Step 1: Download ScreamingFrog (The Free Version is Overpowered and Awesome)
I'm not, in general, a fan of browser tools for this kind of thing and the free version of ScreamingFrog is so overpowered that anybody who does anything resembling webmaster or SEO work should have at least that. No that's not an affiliate link, I just believe in the product that much.
Step 2: Configure The ScreamingFrog Spider
This step is technically optional, but it allows you to crawl more pages and that's what you're hear for.
Once you've got ScreamingFrog installed and up and running, go to Configuration > Spider:
Leave everything else default, but check "Follow Internal 'nofollow'" if you want to include the pages that are linked to with "nofollow" links. Even if these are nofollowed they could still get indexed by search engines. There's another setting, "Ignore robots.txt" that you'll need to think about. This allows you to scrape pages even if robots.txt blocks bots. While it's not technically illegal to ignore robots.txt, it's a pretty scuzzy thing to do and I would advise against it on anything but your own site:
Step 3: Scan The Site
This is pretty self-explanatory. Type the name of the site into the text box up top, and hit "Start," then wait for it to finish.
The progress bar next to the "Start" and "Clear" buttons will give you an estimate of how many of the pages have been crawled:
And you can find more detailed information in the bottom right hand corner:
Keep in mind that these progress indicators are going to move backwards whenever they find links to new pages that weren't previously known about.
Step 4: Narrow Down The List
For the rest of this post, I'm going to assume that you are only interested in pages that are actually up on the site and running, but if you're also interested in links to pages that redirect, 404 pages, etc., you already have everything you need...except, you need to be aware of something.
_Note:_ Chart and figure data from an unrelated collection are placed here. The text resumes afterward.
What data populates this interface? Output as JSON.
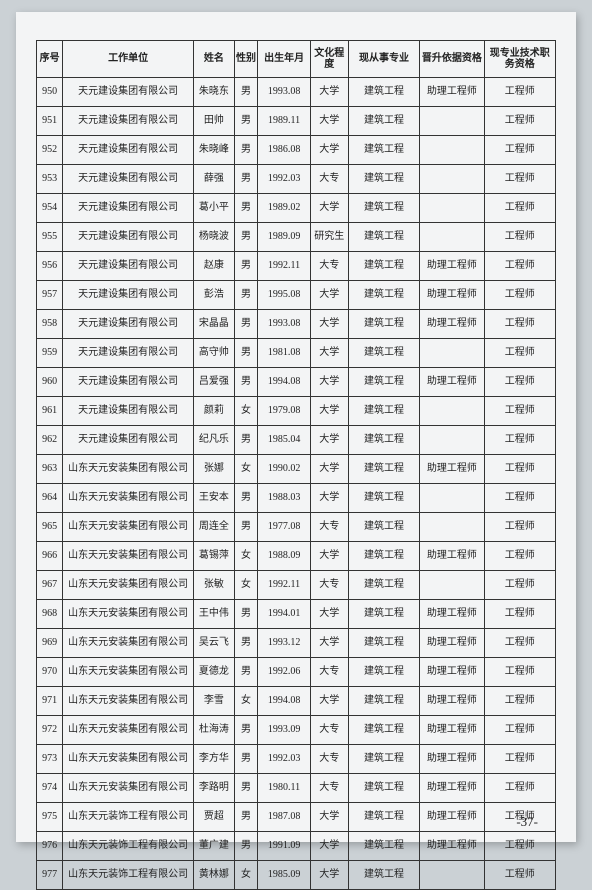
{
  "page_number": "-37-",
  "columns": [
    "序号",
    "工作单位",
    "姓名",
    "性别",
    "出生年月",
    "文化程度",
    "现从事专业",
    "晋升依据资格",
    "现专业技术职务资格"
  ],
  "rows": [
    [
      "950",
      "天元建设集团有限公司",
      "朱晓东",
      "男",
      "1993.08",
      "大学",
      "建筑工程",
      "助理工程师",
      "工程师"
    ],
    [
      "951",
      "天元建设集团有限公司",
      "田帅",
      "男",
      "1989.11",
      "大学",
      "建筑工程",
      "",
      "工程师"
    ],
    [
      "952",
      "天元建设集团有限公司",
      "朱晓峰",
      "男",
      "1986.08",
      "大学",
      "建筑工程",
      "",
      "工程师"
    ],
    [
      "953",
      "天元建设集团有限公司",
      "薛强",
      "男",
      "1992.03",
      "大专",
      "建筑工程",
      "",
      "工程师"
    ],
    [
      "954",
      "天元建设集团有限公司",
      "葛小平",
      "男",
      "1989.02",
      "大学",
      "建筑工程",
      "",
      "工程师"
    ],
    [
      "955",
      "天元建设集团有限公司",
      "杨晓波",
      "男",
      "1989.09",
      "研究生",
      "建筑工程",
      "",
      "工程师"
    ],
    [
      "956",
      "天元建设集团有限公司",
      "赵康",
      "男",
      "1992.11",
      "大专",
      "建筑工程",
      "助理工程师",
      "工程师"
    ],
    [
      "957",
      "天元建设集团有限公司",
      "彭浩",
      "男",
      "1995.08",
      "大学",
      "建筑工程",
      "助理工程师",
      "工程师"
    ],
    [
      "958",
      "天元建设集团有限公司",
      "宋晶晶",
      "男",
      "1993.08",
      "大学",
      "建筑工程",
      "助理工程师",
      "工程师"
    ],
    [
      "959",
      "天元建设集团有限公司",
      "高守帅",
      "男",
      "1981.08",
      "大学",
      "建筑工程",
      "",
      "工程师"
    ],
    [
      "960",
      "天元建设集团有限公司",
      "吕爱强",
      "男",
      "1994.08",
      "大学",
      "建筑工程",
      "助理工程师",
      "工程师"
    ],
    [
      "961",
      "天元建设集团有限公司",
      "颜莉",
      "女",
      "1979.08",
      "大学",
      "建筑工程",
      "",
      "工程师"
    ],
    [
      "962",
      "天元建设集团有限公司",
      "纪凡乐",
      "男",
      "1985.04",
      "大学",
      "建筑工程",
      "",
      "工程师"
    ],
    [
      "963",
      "山东天元安装集团有限公司",
      "张娜",
      "女",
      "1990.02",
      "大学",
      "建筑工程",
      "助理工程师",
      "工程师"
    ],
    [
      "964",
      "山东天元安装集团有限公司",
      "王安本",
      "男",
      "1988.03",
      "大学",
      "建筑工程",
      "",
      "工程师"
    ],
    [
      "965",
      "山东天元安装集团有限公司",
      "周连全",
      "男",
      "1977.08",
      "大专",
      "建筑工程",
      "",
      "工程师"
    ],
    [
      "966",
      "山东天元安装集团有限公司",
      "葛锡萍",
      "女",
      "1988.09",
      "大学",
      "建筑工程",
      "助理工程师",
      "工程师"
    ],
    [
      "967",
      "山东天元安装集团有限公司",
      "张敏",
      "女",
      "1992.11",
      "大专",
      "建筑工程",
      "",
      "工程师"
    ],
    [
      "968",
      "山东天元安装集团有限公司",
      "王中伟",
      "男",
      "1994.01",
      "大学",
      "建筑工程",
      "助理工程师",
      "工程师"
    ],
    [
      "969",
      "山东天元安装集团有限公司",
      "吴云飞",
      "男",
      "1993.12",
      "大学",
      "建筑工程",
      "助理工程师",
      "工程师"
    ],
    [
      "970",
      "山东天元安装集团有限公司",
      "夏德龙",
      "男",
      "1992.06",
      "大专",
      "建筑工程",
      "助理工程师",
      "工程师"
    ],
    [
      "971",
      "山东天元安装集团有限公司",
      "李雪",
      "女",
      "1994.08",
      "大学",
      "建筑工程",
      "助理工程师",
      "工程师"
    ],
    [
      "972",
      "山东天元安装集团有限公司",
      "杜海涛",
      "男",
      "1993.09",
      "大专",
      "建筑工程",
      "助理工程师",
      "工程师"
    ],
    [
      "973",
      "山东天元安装集团有限公司",
      "李方华",
      "男",
      "1992.03",
      "大专",
      "建筑工程",
      "助理工程师",
      "工程师"
    ],
    [
      "974",
      "山东天元安装集团有限公司",
      "李路明",
      "男",
      "1980.11",
      "大专",
      "建筑工程",
      "助理工程师",
      "工程师"
    ],
    [
      "975",
      "山东天元装饰工程有限公司",
      "贾超",
      "男",
      "1987.08",
      "大学",
      "建筑工程",
      "助理工程师",
      "工程师"
    ],
    [
      "976",
      "山东天元装饰工程有限公司",
      "董广建",
      "男",
      "1991.09",
      "大学",
      "建筑工程",
      "助理工程师",
      "工程师"
    ],
    [
      "977",
      "山东天元装饰工程有限公司",
      "黄林娜",
      "女",
      "1985.09",
      "大学",
      "建筑工程",
      "",
      "工程师"
    ]
  ]
}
If you were like me, and you didn't type the exact, proper address for the homepage into the text box up top, you're going to get a redirected page that isn't necessarily linked to from anywhere else on the site:
If you're looking for 301s like this, you should click on this listing, then take a look at the bottom frame of the window, click the "Inlinks" tab, and take a look at what it says. If it says "No Inlinks discovered," it means that there aren't any pages on this site that link to that page, so the only reason it's showing up is because you entered it.
Now, assuming you're only interested in the live pages, this is how I do it. Start by sorting by status code:
Then just scroll down until you get the the pages with Status Code 200, select them, copy them (ctrl+c), and paste them into your favorite spreadsheet program. You could also export the whole thing using ScreamingFrog's "bulk export," but personally I prefer to select what I need and just copy it directly.
And that's it!
Of course, now that you've gotten this far, you can probably see that you've got a lot more valuable information to work with than just a list of URLs. You can find duplicates, look for missing title tags and other markup, find issues in your site architecture, and do a hell of a lot more. We're going to be covering a lot of this in later Tactic Tuesdays.